Wickliffe also claimed that the property owner - his lifelong associate and now co-accused Andrew Reid - was unaware he was using a room he rented in the back of his garage to manufacture the drug P. He had instead told him he was making cannabis oil.
The court heard Wickliffe grew uneasy with the operation when the P cook he was assisting - and whom he repeatedly refused to identify under cross-examination - began smoking the product and talking on his cellphone two days before the bust.
He claimed that later that day, he revealed to Reid what he had been making. Saying he felt responsible and fearing a police raid, he returned to the house on Friday to get rid of the evidence.

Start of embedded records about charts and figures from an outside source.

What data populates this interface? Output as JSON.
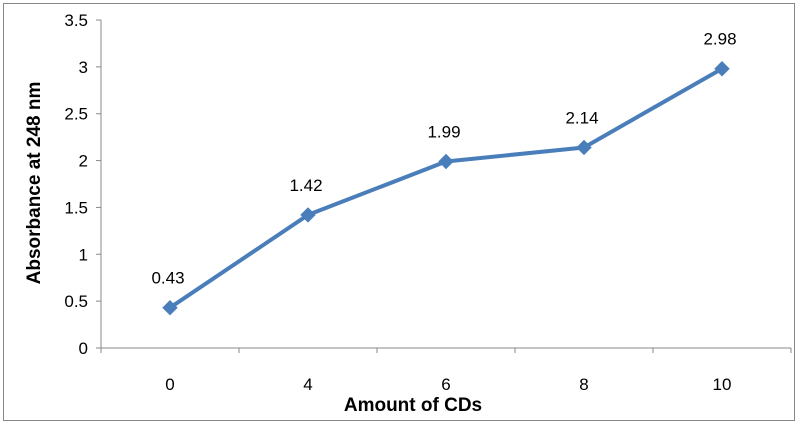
{
  "chart_data": {
    "type": "line",
    "title": "",
    "xlabel": "Amount of CDs",
    "ylabel": "Absorbance at 248 nm",
    "categories": [
      "0",
      "4",
      "6",
      "8",
      "10"
    ],
    "series": [
      {
        "values": [
          0.43,
          1.42,
          1.99,
          2.14,
          2.98
        ],
        "color": "#4a7ebb",
        "marker": "diamond"
      }
    ],
    "data_labels": [
      "0.43",
      "1.42",
      "1.99",
      "2.14",
      "2.98"
    ],
    "y_ticks": [
      "0",
      "0.5",
      "1",
      "1.5",
      "2",
      "2.5",
      "3",
      "3.5"
    ],
    "ylim": [
      0,
      3.5
    ],
    "grid": {
      "horizontal": false,
      "vertical": false
    },
    "legend": "none"
  }
}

He told the court the cook, who had abandoned the lab, had offered to double his payment if he returned his equipment and the methamphetamine.
But while he was taking equipment between the house and the garage, a police constable hidden in bushes just over 20m away was recording movements around the property.
The constable recorded Wickliffe telling another person on the section: "Let's f****** do this."
When police raided the property and found 140g of pre-packaged methamphetamine and more being dried, Wickliffe tried to accept full responsibility for the lab, telling detectives he was disappointed in himself.
He was charged with manufacturing methamphetamine and possession of the drug for supply and later three other related charges.
Crown prosecutor Rob Ronayne challenged Wickliffe's arguments about his role in the operation, telling the court he was involved from start to finish.
Mr Ronayne said that in terms of criminal recidivism, "it doesn't get much worse".
In sentencing, Judge Peter Rollo told Wickliffe that while he might not have been the P cook, "your culpability is at an extremely high level".
"What is very concerning, Mr Wickliffe, is that when you were asked by one of the senior police officers if you smoke methamphetamine, you said no, that you did not, because you had seen it wreck so many lives. Your deliberate action in this regard must be marked by a substantial sentence of imprisonment."
The officer in charge of the case, Detective Nigel Grey, told the Herald afterwards that he was satisfied with the sentence and described the manufacture of methamphetamine as a "constant battle" for police.
The sentence comes 40 years after Wickliffe was first sent to prison for the murder of Wellington jeweller Paul Miet. The charge was reduced to manslaughter 12 years later.
Wickliffe was later charged with another murder but his conviction was quashed and he was acquitted at a retrial.
After his release back into the Maketu community last year, a local minister was quoted as saying Wickliffe wanted to get on with his life, "because I think he's learned his lesson by now".